A quick modification to the CDK Fingerprinter code allowed me to dump out the number of times each position in the bitstring was being set, during the calculation of the fingerprint for a single molecule. Plotting the number of hits at each position allows us to visualize the effectiveness of the hashing mechanism. Given that the path strings being hashed are unique, a collision implies that **t****wo different paths are being hashed to the same bit position**.

The figure alongside summarizes this for the CDK 1024-bit hashed fingerprints on 9 arbitrary molecules. The x-axis represents the bit position and the y-axis on each plot represents the number of times a given position is set to 1 during the calculation. All plots are on the same scale, so we can compare the different molecules (though size effects are not taken into account).

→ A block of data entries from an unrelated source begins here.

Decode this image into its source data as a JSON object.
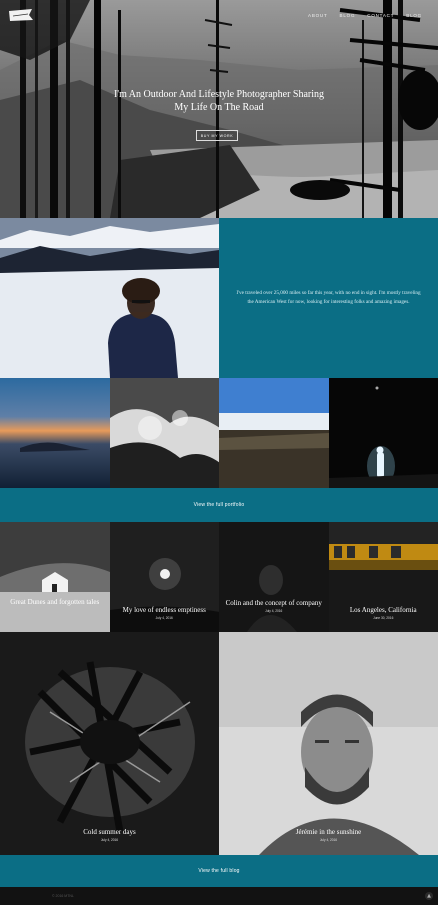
{
  "header": {
    "logo_alt": "logo",
    "nav": [
      "ABOUT",
      "BLOG",
      "CONTACT",
      "BLOG"
    ]
  },
  "hero": {
    "title": "I'm An Outdoor And Lifestyle Photographer Sharing My Life On The Road",
    "button": "BUY MY WORK"
  },
  "intro": {
    "text": "I've traveled over 25,000 miles so far this year, with no end in sight. I'm mostly traveling the American West for now, looking for interesting folks and amazing images."
  },
  "portfolio": {
    "link": "View the full portfolio"
  },
  "blog": {
    "posts": [
      {
        "title": "Great Dunes and forgotten tales",
        "date": ""
      },
      {
        "title": "My love of endless emptiness",
        "date": "July 4, 2016"
      },
      {
        "title": "Colin and the concept of company",
        "date": "July 4, 2016"
      },
      {
        "title": "Los Angeles, California",
        "date": "June 30, 2016"
      },
      {
        "title": "Cold summer days",
        "date": "July 4, 2016"
      },
      {
        "title": "Jérémie in the sunshine",
        "date": "July 4, 2016"
      }
    ],
    "link": "View the full blog"
  },
  "footer": {
    "copyright": "© 2016 MTNL",
    "top_icon": "arrow-up-icon"
  },
  "colors": {
    "accent_teal": "#0b6e85",
    "footer_bg": "#121212"
  }
}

Visually, it appears that the bit positions being set are uniform randomly distributed throughout the length of the fingerprint. However, the number of collisions observed is non-trvial. While for most cases, there doesn’t seem to be a significant number of collisions, the substituted benzoic acid does have a number of bits that are set 4 times and many bits with 2 or more collisions.

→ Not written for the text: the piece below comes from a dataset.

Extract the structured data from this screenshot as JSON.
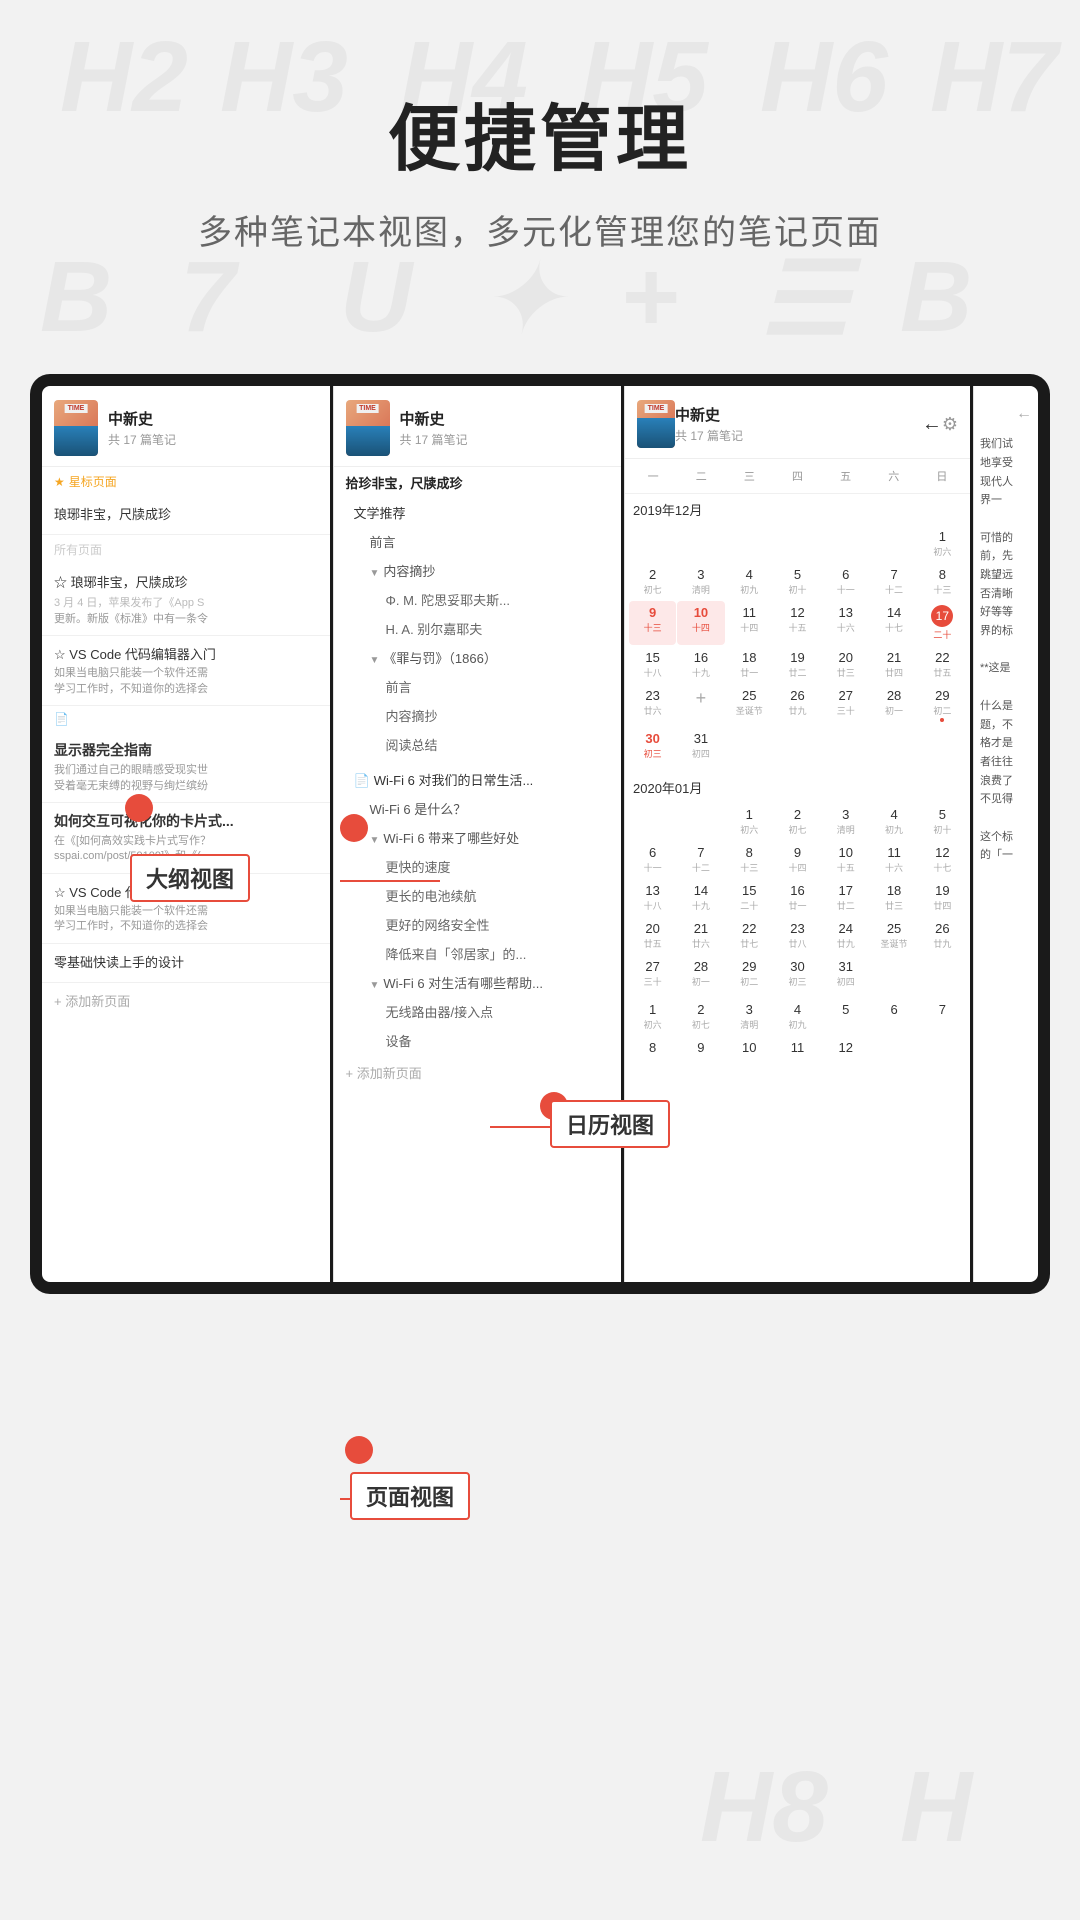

The sparsity of triphenyl phosphine can be ascribed to the symmetry of the molecule and the consequent smaller number of unique paths being hashed. However it’s interesting to note that even in such a case, two bit positions see a collision and suggests that the hash function being employed is not that great.

This is a quick hack to get some evidence of hash function quality and its effect on hashed fingerprints. The immediate next step is to look at alternative hash functions. There are also other aspects of the measurement & visualization process that could be tweaked – taking into account molecular size, the actual number of unique paths and converting the plots shown here to some concise numeric representation, allowing us to summarize larger datasets in a single view.

**Update** – I just realized that the hash function is not the only factor here. The Java random number generator plays an important role. A quick test with the MD5 hash function indicates that we still see collisions (actually, more so than with hashCode), suggesting that the problem may be with how the RNG is being seeded (and the fact that only 48 bits of the seed are used).